You may have heard the buzzword “big data” in the context of AI, but what about small data? Whether you’re aware of it or not, small data is all around you: it powers online shopping experiences, airline recommendations, weather reports, and more. Small data is data that’s in an accessible and actionable format and easily comprehensible by humans. Data scientists often leverage small data to analyze current situations.
The growth in small data in machine learning (ML) is likely due to the greater availability of data in general, as well as experimentation in new data mining techniques. As the AI industry evolves, data scientists are increasingly turning to small data for the low levels of computing power it requires and the ease of usability.
Small Data vs. Big Data
How exactly is big data different from small data? Big data consists of both structured and unstructured data in large chunks. Given its size, it’s much harder to understand and analyze than small data and requires a lot of computer processing power to interpret.
Small data enables companies to achieve actionable insights without needing the complex algorithms required for big data analysis. As a result, companies don’t have to invest as much in data mining processes. Big data can be converted into small data through the application of computer algorithms that change the data into smaller, actionable chunks that represent components of the larger dataset.
An example of big to small data conversion is monitoring social media during a brand launch. There are tons of social media posts being created at any given second. A data scientist would need to filter the data they want by platform, by time period, by keyword, and any other relevant feature. This process converts the big data into small, more manageable chunks from which to draw insight.
The Benefits of Small Data
We’ve already hinted at the benefits of using small data versus big data, but there are several worth highlighting.

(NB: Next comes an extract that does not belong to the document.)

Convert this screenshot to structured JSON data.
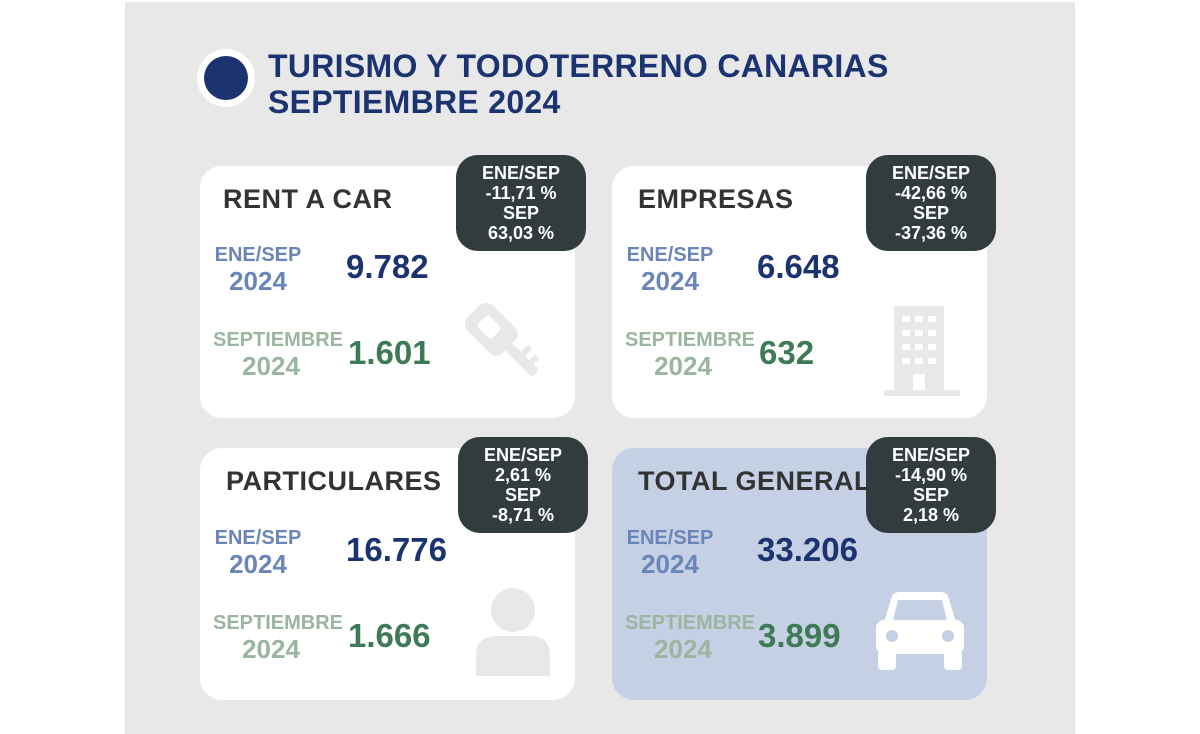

Big data is harder to manage: Using big data at scale is a massive effort, one that requires tremendous computer power for analysis purposes.

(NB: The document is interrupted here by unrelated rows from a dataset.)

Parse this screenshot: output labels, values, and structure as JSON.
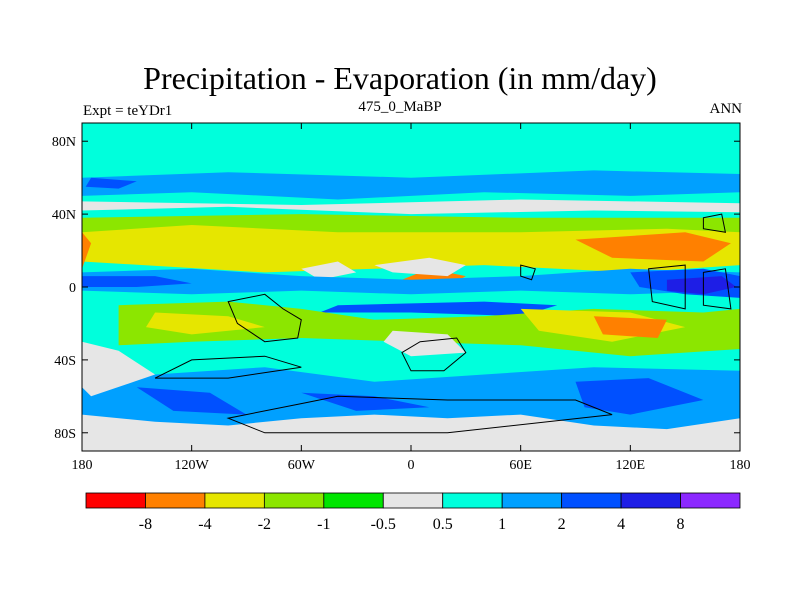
{
  "chart_data": {
    "type": "heatmap",
    "title": "Precipitation - Evaporation (in mm/day)",
    "left_string": "Expt = teYDr1",
    "center_string": "475_0_MaBP",
    "right_string": "ANN",
    "xlim": [
      -180,
      180
    ],
    "ylim": [
      -90,
      90
    ],
    "x_ticks": [
      {
        "value": -180,
        "label": "180"
      },
      {
        "value": -120,
        "label": "120W"
      },
      {
        "value": -60,
        "label": "60W"
      },
      {
        "value": 0,
        "label": "0"
      },
      {
        "value": 60,
        "label": "60E"
      },
      {
        "value": 120,
        "label": "120E"
      },
      {
        "value": 180,
        "label": "180"
      }
    ],
    "y_ticks": [
      {
        "value": 80,
        "label": "80N"
      },
      {
        "value": 40,
        "label": "40N"
      },
      {
        "value": 0,
        "label": "0"
      },
      {
        "value": -40,
        "label": "40S"
      },
      {
        "value": -80,
        "label": "80S"
      }
    ],
    "colorbar": {
      "colors": [
        "#ff0000",
        "#ff8000",
        "#e6e600",
        "#8ce600",
        "#00e600",
        "#e6e6e6",
        "#00ffdc",
        "#00a0ff",
        "#0050ff",
        "#1e1ee6",
        "#8c28ff"
      ],
      "labels": [
        "-8",
        "-4",
        "-2",
        "-1",
        "-0.5",
        "0.5",
        "1",
        "2",
        "4",
        "8"
      ]
    },
    "zonal_bands": [
      {
        "lat_range": [
          70,
          90
        ],
        "level": "0.5 to 1"
      },
      {
        "lat_range": [
          45,
          65
        ],
        "level": "1 to 2"
      },
      {
        "lat_range": [
          20,
          40
        ],
        "level": "-1 to -4"
      },
      {
        "lat_range": [
          0,
          10
        ],
        "level": "2 to 8"
      },
      {
        "lat_range": [
          -30,
          -10
        ],
        "level": "-1 to -4"
      },
      {
        "lat_range": [
          -70,
          -45
        ],
        "level": "1 to 4"
      },
      {
        "lat_range": [
          -90,
          -75
        ],
        "level": "-0.5 to 0.5"
      }
    ]
  }
}
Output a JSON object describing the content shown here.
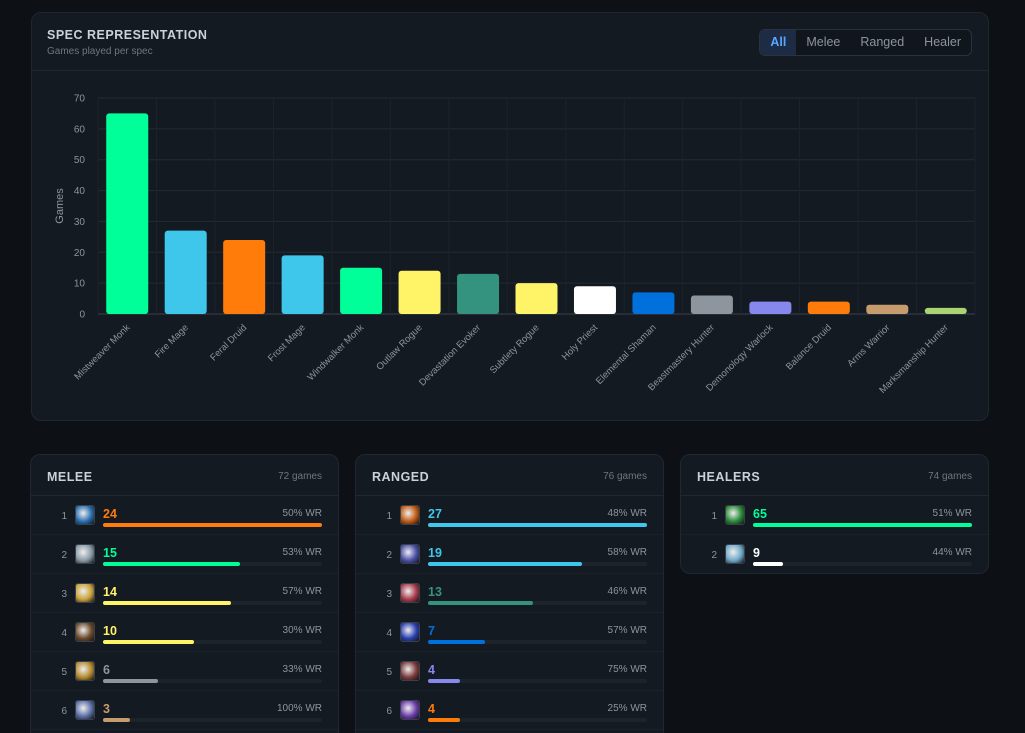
{
  "header": {
    "title": "SPEC REPRESENTATION",
    "subtitle": "Games played per spec",
    "filters": [
      "All",
      "Melee",
      "Ranged",
      "Healer"
    ],
    "active_filter": "All"
  },
  "chart_data": {
    "type": "bar",
    "title": "SPEC REPRESENTATION",
    "subtitle": "Games played per spec",
    "xlabel": "",
    "ylabel": "Games",
    "ylim": [
      0,
      70
    ],
    "yticks": [
      0,
      10,
      20,
      30,
      40,
      50,
      60,
      70
    ],
    "grid": true,
    "categories": [
      "Mistweaver Monk",
      "Fire Mage",
      "Feral Druid",
      "Frost Mage",
      "Windwalker Monk",
      "Outlaw Rogue",
      "Devastation Evoker",
      "Subtlety Rogue",
      "Holy Priest",
      "Elemental Shaman",
      "Beastmastery Hunter",
      "Demonology Warlock",
      "Balance Druid",
      "Arms Warrior",
      "Marksmanship Hunter"
    ],
    "values": [
      65,
      27,
      24,
      19,
      15,
      14,
      13,
      10,
      9,
      7,
      6,
      4,
      4,
      3,
      2
    ],
    "colors": [
      "#00ff98",
      "#3fc7eb",
      "#ff7c0a",
      "#3fc7eb",
      "#00ff98",
      "#fff468",
      "#33937f",
      "#fff468",
      "#ffffff",
      "#0070dd",
      "#8d959e",
      "#8788ee",
      "#ff7c0a",
      "#c69b6d",
      "#aad372"
    ]
  },
  "melee": {
    "title": "MELEE",
    "count_label": "72 games",
    "rows": [
      {
        "rank": "1",
        "count": "24",
        "wr": "50% WR",
        "fraction": 1.0,
        "color": "#ff7c0a",
        "icon": "feral-druid-icon",
        "icon_bg": "#2a6fb0"
      },
      {
        "rank": "2",
        "count": "15",
        "wr": "53% WR",
        "fraction": 0.625,
        "color": "#00ff98",
        "icon": "windwalker-monk-icon",
        "icon_bg": "#8a9aa8"
      },
      {
        "rank": "3",
        "count": "14",
        "wr": "57% WR",
        "fraction": 0.583,
        "color": "#fff468",
        "icon": "outlaw-rogue-icon",
        "icon_bg": "#c9a23a"
      },
      {
        "rank": "4",
        "count": "10",
        "wr": "30% WR",
        "fraction": 0.417,
        "color": "#fff468",
        "icon": "subtlety-rogue-icon",
        "icon_bg": "#6b4a2a"
      },
      {
        "rank": "5",
        "count": "6",
        "wr": "33% WR",
        "fraction": 0.25,
        "color": "#8d959e",
        "icon": "beastmastery-hunter-icon",
        "icon_bg": "#b38a2e"
      },
      {
        "rank": "6",
        "count": "3",
        "wr": "100% WR",
        "fraction": 0.125,
        "color": "#c69b6d",
        "icon": "arms-warrior-icon",
        "icon_bg": "#5a6fa8"
      }
    ]
  },
  "ranged": {
    "title": "RANGED",
    "count_label": "76 games",
    "rows": [
      {
        "rank": "1",
        "count": "27",
        "wr": "48% WR",
        "fraction": 1.0,
        "color": "#3fc7eb",
        "icon": "fire-mage-icon",
        "icon_bg": "#c25a12"
      },
      {
        "rank": "2",
        "count": "19",
        "wr": "58% WR",
        "fraction": 0.704,
        "color": "#3fc7eb",
        "icon": "frost-mage-icon",
        "icon_bg": "#4b4fa8"
      },
      {
        "rank": "3",
        "count": "13",
        "wr": "46% WR",
        "fraction": 0.481,
        "color": "#33937f",
        "icon": "devastation-evoker-icon",
        "icon_bg": "#a83a4a"
      },
      {
        "rank": "4",
        "count": "7",
        "wr": "57% WR",
        "fraction": 0.259,
        "color": "#0070dd",
        "icon": "elemental-shaman-icon",
        "icon_bg": "#2a3fb0"
      },
      {
        "rank": "5",
        "count": "4",
        "wr": "75% WR",
        "fraction": 0.148,
        "color": "#8788ee",
        "icon": "demonology-warlock-icon",
        "icon_bg": "#7a3a3a"
      },
      {
        "rank": "6",
        "count": "4",
        "wr": "25% WR",
        "fraction": 0.148,
        "color": "#ff7c0a",
        "icon": "balance-druid-icon",
        "icon_bg": "#6a3aa8"
      }
    ]
  },
  "healers": {
    "title": "HEALERS",
    "count_label": "74 games",
    "rows": [
      {
        "rank": "1",
        "count": "65",
        "wr": "51% WR",
        "fraction": 1.0,
        "color": "#00ff98",
        "icon": "mistweaver-monk-icon",
        "icon_bg": "#2a8a3a"
      },
      {
        "rank": "2",
        "count": "9",
        "wr": "44% WR",
        "fraction": 0.138,
        "color": "#ffffff",
        "icon": "holy-priest-icon",
        "icon_bg": "#6fa8c8"
      }
    ]
  }
}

Small data is easier: Analyzing small chunks of data can be done very efficiently, without much investment of time and effort. This means that small data is more actionable than big data.

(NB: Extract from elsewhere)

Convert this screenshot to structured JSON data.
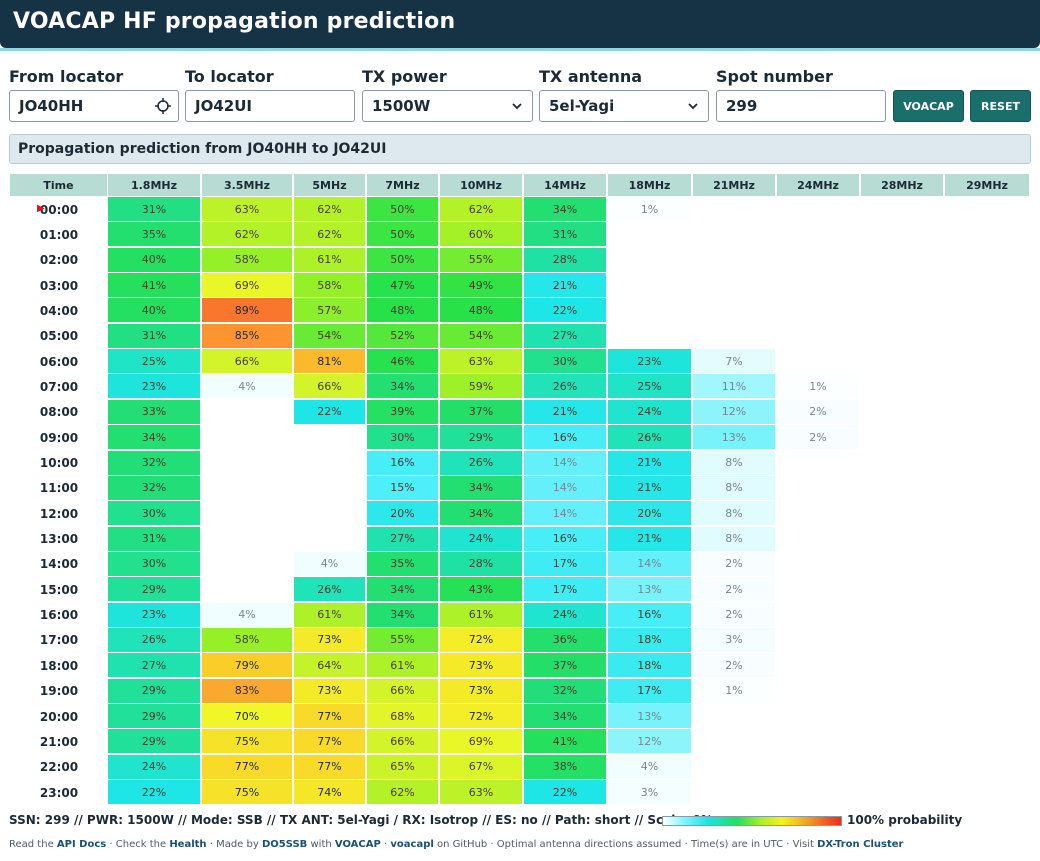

Small data is everywhere: Small data is already widely-available for many industries. For example, social media provides a ton of actionable bytes of data that can be utilized for a wide variety of purposes, marketing or otherwise.
Small data focuses on the end user: With small data, researchers can target the end user and their needs first. Small data provides the why behind end user behavior.
In many use cases, small data is a fast, efficient approach to analysis and can help inform powerful insights about customers across industries.
Approaches to Small Data in ML
Under the most traditional machine learning method, supervised learning, models are trained on large amounts of labeled training data. But there are numerous other methods for model training, many of which are gaining in popularity due to the cost efficiencies and time savings they offer. While these methods often rely on small data, in this case data quality becomes paramount.
Data scientists use small data when models only require small amounts of data or when the model doesn’t have enough data. In these cases, data scientists can use any one of the following ML techniques.
With few-shot learning, data scientists provide an ML model with a small amount of training data. We see this approach commonly in computer vision, where the model may not need many examples to identify an object. If you have a face recognition algorithm that unlocks your smartphone for example, your phone doesn’t require thousands of pictures of you to enable it. It only needs a few to add the security feature.
This technique is both low cost and low effort, making it appealing in situations where there may not be sufficient data to train a model under fully supervised learning.
Knowledge graphs are secondary datasets, as they’re formed through filtering original, larger data. They consist of a set of data points or labels that have defined meanings and describe a specific domain. For instance, a knowledge graph could include data points of names of famous actresses, with lines (known as edges) connecting actresses who have worked together before. Knowledge graphs are a very useful tool for organizing knowledge in a way that’s highly explainable and reusable.
Transfer learning is when an ML model is used as a starting point for another model that needs to accomplish a related task. It’s essentially a knowledge transfer from one model to the other. With the original model as a starting point, additional data can be used to further train the model toward handling the new task. Components of the original model can also be pruned if they aren’t needed for the new task.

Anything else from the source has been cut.